Microsoft has opted not to release any patches to its Internet Explorer 8 browser prior to this year's Pwn2Own browser exploit challenge, which is set to run from March 9 to March 11 at the CanSecWest security conference.
The Hacker News

There's been no indication as to why Microsoft's not making one last effort to plug security vulnerabilities within Internet Explorer 8. Pundits have suggested that the company might be waiting to see exactly what exploits and security flaws are uncovered by the various contestants in the annual contest, such that the company can more quickly address them post-Pwn.
For the uninitiated, Pwn2Own works like this: Security researchers square off in an attempt to hack through the browser or mobile operating systems of eight different targets. Each Pwn2Own entrant or team has 30 minutes to compromise the browser or phone, and each device or web browser has—at maximum—four individuals or teams competing.
The first group to successfully hack a device or browser wins a cash prize of $15,000 for each, with a special reward of $20,000 going to a group that successfully manages to crack Google's Chrome browser (currently unblemished in all its Pwn2Own appearances).
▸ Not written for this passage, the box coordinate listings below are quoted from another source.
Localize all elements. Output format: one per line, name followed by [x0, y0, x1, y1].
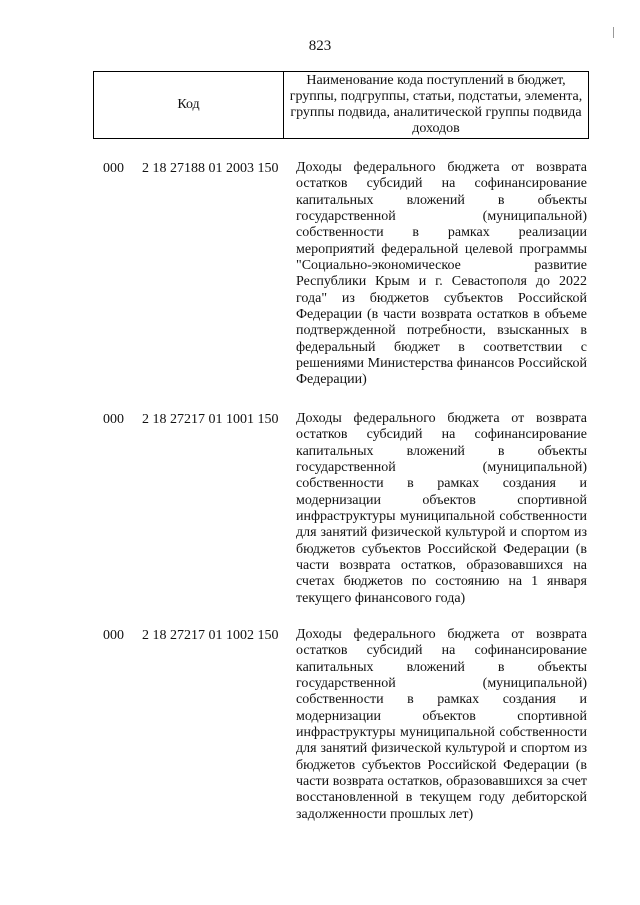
table-header: [93, 71, 589, 139]
row-income-code: 2 18 27188 01 2003 150: [142, 161, 279, 176]
row-description: Доходы федерального бюджета от возврата остатков субсидий на софинансирование капитальных вложений в объекты государственной (муниципальной) собственности в рамках создания и модернизации объектов спортивной инфраструктуры муниципальной собственности для занятий физической культурой и спортом из бюджетов субъектов Российской Федерации (в части возврата остатков, образовавшихся за счет восстановленной в текущем году дебиторской задолженности прошлых лет): [296, 627, 587, 822]
header-code-cell: Код: [94, 72, 284, 139]
row-income-code: 2 18 27217 01 1002 150: [142, 628, 279, 643]
row-admin-code: 000: [103, 412, 124, 427]
row-admin-code: 000: [103, 628, 124, 643]
row-description: Доходы федерального бюджета от возврата остатков субсидий на софинансирование капитальных вложений в объекты государственной (муниципальной) собственности в рамках создания и модернизации объектов спортивной инфраструктуры муниципальной собственности для занятий физической культурой и спортом из бюджетов субъектов Российской Федерации (в части возврата остатков, образовавшихся на счетах бюджетов по состоянию на 1 января текущего финансового года): [296, 411, 587, 606]
header-name-cell: Наименование кода поступлений в бюджет, группы, подгруппы, статьи, подстатьи, элемента, группы подвида, аналитической группы подвида доходов: [284, 72, 589, 139]
row-admin-code: 000: [103, 161, 124, 176]
row-description: Доходы федерального бюджета от возврата остатков субсидий на софинансирование капитальных вложений в объекты государственной (муниципальной) собственности в рамках реализации мероприятий федеральной целевой программы "Социально-экономическое развитие Республики Крым и г. Севастополя до 2022 года" из бюджетов субъектов Российской Федерации (в части возврата остатков в объеме подтвержденной потребности, взысканных в федеральный бюджет в соответствии с решениями Министерства финансов Российской Федерации): [296, 160, 587, 388]
row-income-code: 2 18 27217 01 1001 150: [142, 412, 279, 427]
page-number: 823: [308, 38, 332, 54]
scan-mark: [613, 27, 614, 38]
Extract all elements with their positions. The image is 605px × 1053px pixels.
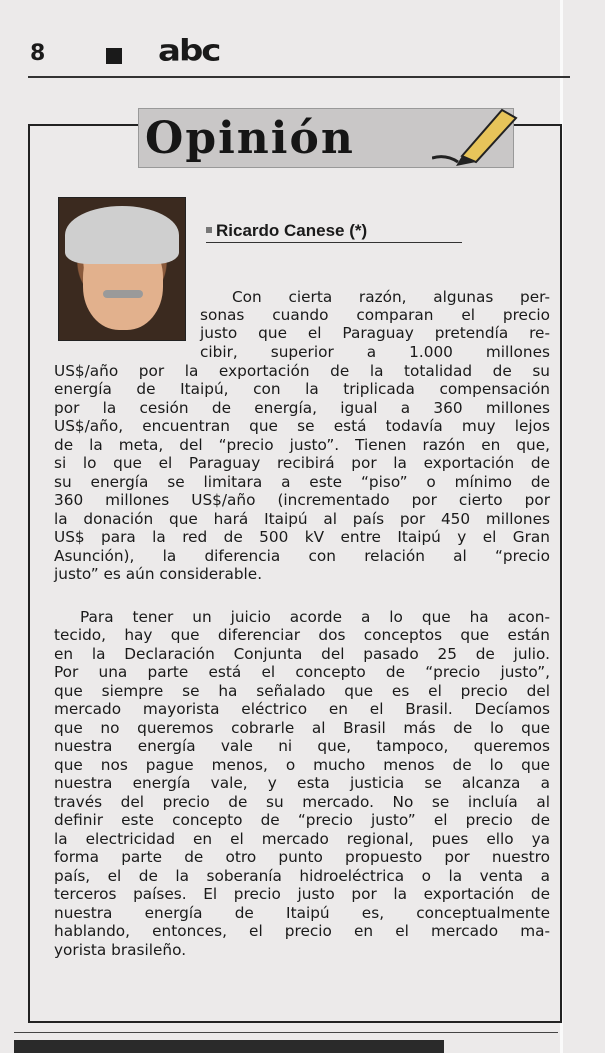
header-square — [106, 48, 122, 64]
author-name: Ricardo Canese (*) — [216, 221, 368, 240]
header-rule — [28, 76, 570, 78]
text-line: que siempre se ha señalado que es el precio del — [54, 682, 550, 700]
text-line: US$/año, encuentran que se está todavía muy lejos — [54, 417, 550, 435]
text-line: nuestra energía vale, y esta justicia se alcanza a — [54, 774, 550, 792]
text-line: Por una parte está el concepto de “precio justo”, — [54, 663, 550, 681]
text-line: hablando, entonces, el precio en el mercado ma- — [54, 922, 550, 940]
fountain-pen-icon — [432, 98, 522, 168]
text-line: 360 millones US$/año (incrementado por cierto por — [54, 491, 550, 509]
text-line: justo que el Paraguay pretendía re- — [200, 324, 550, 342]
text-line: si lo que el Paraguay recibirá por la exportación de — [54, 454, 550, 472]
text-line: nuestra energía de Itaipú es, conceptualmente — [54, 904, 550, 922]
text-line: que nos pague menos, o mucho menos de lo que — [54, 756, 550, 774]
text-line: que no queremos cobrarle al Brasil más de lo que — [54, 719, 550, 737]
text-line: Asunción), la diferencia con relación al “precio — [54, 547, 550, 565]
text-line: en la Declaración Conjunta del pasado 25 de julio. — [54, 645, 550, 663]
text-line: la donación que hará Itaipú al país por 450 millones — [54, 510, 550, 528]
text-line: país, el de la soberanía hidroeléctrica o la venta a — [54, 867, 550, 885]
text-line: terceros países. El precio justo por la exportación de — [54, 885, 550, 903]
newspaper-logo: abc — [158, 34, 220, 68]
footer-rule — [14, 1032, 558, 1033]
text-line: través del precio de su mercado. No se incluía al — [54, 793, 550, 811]
text-line: yorista brasileño. — [54, 941, 187, 959]
text-line: mercado mayorista eléctrico en el Brasil. Decíamos — [54, 700, 550, 718]
author-bullet — [206, 227, 212, 233]
footer-bar — [14, 1040, 444, 1053]
text-line: nuestra energía vale ni que, tampoco, queremos — [54, 737, 550, 755]
author-photo — [58, 197, 186, 341]
text-line: justo” es aún considerable. — [54, 565, 263, 583]
text-line: US$ para la red de 500 kV entre Itaipú y el Gran — [54, 528, 550, 546]
section-title: Opinión — [145, 112, 355, 164]
text-line: la electricidad en el mercado regional, pues ello ya — [54, 830, 550, 848]
text-line: sonas cuando comparan el precio — [200, 306, 550, 324]
text-line: por la cesión de energía, igual a 360 millones — [54, 399, 550, 417]
text-line: su energía se limitara a este “piso” o mínimo de — [54, 473, 550, 491]
author-underline — [206, 242, 462, 243]
text-line: definir este concepto de “precio justo” el precio de — [54, 811, 550, 829]
text-line: de la meta, del “precio justo”. Tienen razón en que, — [54, 436, 550, 454]
author-hair — [65, 206, 179, 264]
text-line: cibir, superior a 1.000 millones — [200, 343, 550, 361]
text-line: Con cierta razón, algunas per- — [232, 288, 550, 306]
text-line: energía de Itaipú, con la triplicada compensación — [54, 380, 550, 398]
text-line: Para tener un juicio acorde a lo que ha acon- — [80, 608, 550, 626]
text-line: tecido, hay que diferenciar dos conceptos que están — [54, 626, 550, 644]
text-line: forma parte de otro punto propuesto por nuestro — [54, 848, 550, 866]
page-number: 8 — [30, 41, 46, 66]
author-moustache — [103, 290, 143, 298]
text-line: US$/año por la exportación de la totalidad de su — [54, 362, 550, 380]
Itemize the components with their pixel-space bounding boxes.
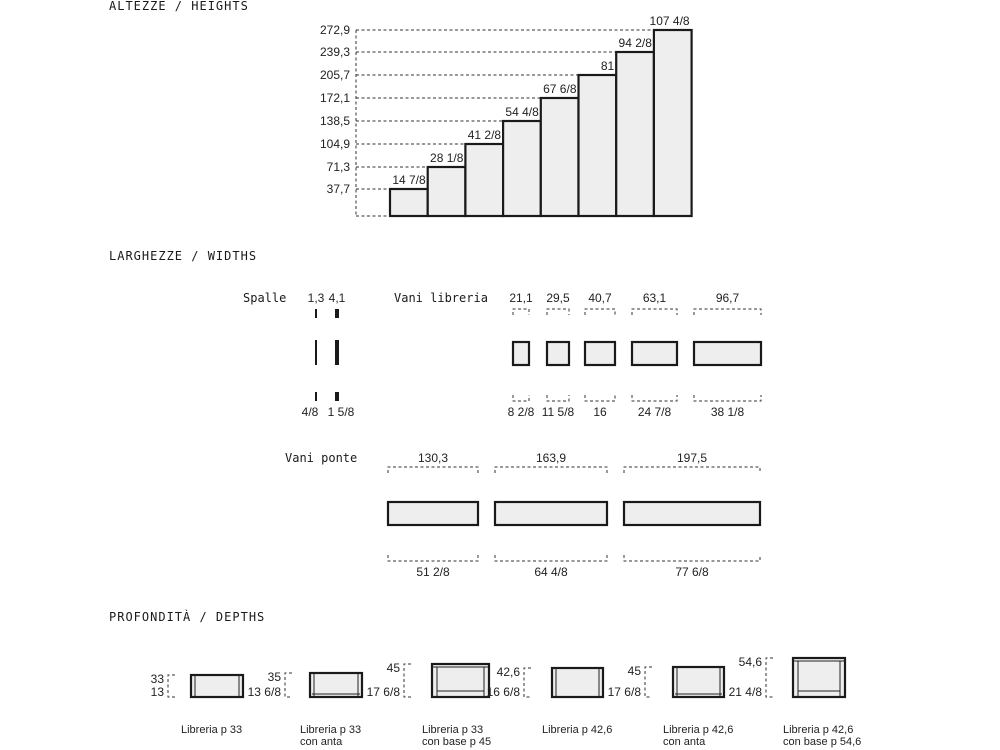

The software and hardware participants in this year's contest include the "Big Four" web browsers--Microsoft's Internet Explorer 8, Apple's Safari, Mozilla's Firefox, and Google Chrome—as well as four different mobile phones: a Dell Venue Pro, iPhone 4, Blackberry Torch 9800, and an Android-driven Nexus S.
To Microsoft's credit, the company typically issues Internet Explorer updates in even-numbered months. And indeed, the last major patch to the browser hit as part of Microsoft's February 2011 Cumulative Security Update. Updates scheduled for this week's Patch Tuesday included two fixes for Windows itself and one patch for Groove 2007.
Mozilla and Google have already updated their respective browsers this past week. Mozilla fixed ten security flaws in Firefox—eight of which were rated "critical" by the company, which is described by Mozilla as, "The big bada boom." A critical bug allows an attacker to run code and install software as if he or she was sitting in front of a compromised computer itself.
Google fixed up 19 different vulnerabilities in its release of Chrome 9.0.597.107, which included 16 issues with a rating of "High" by Google. Third-party contributors to Google's bug-patching process earned a total of $14,000 for their efforts in unmasking Chrome vulnerabilities, with 13 bugs each earning their submitters a $1,000 award apiece.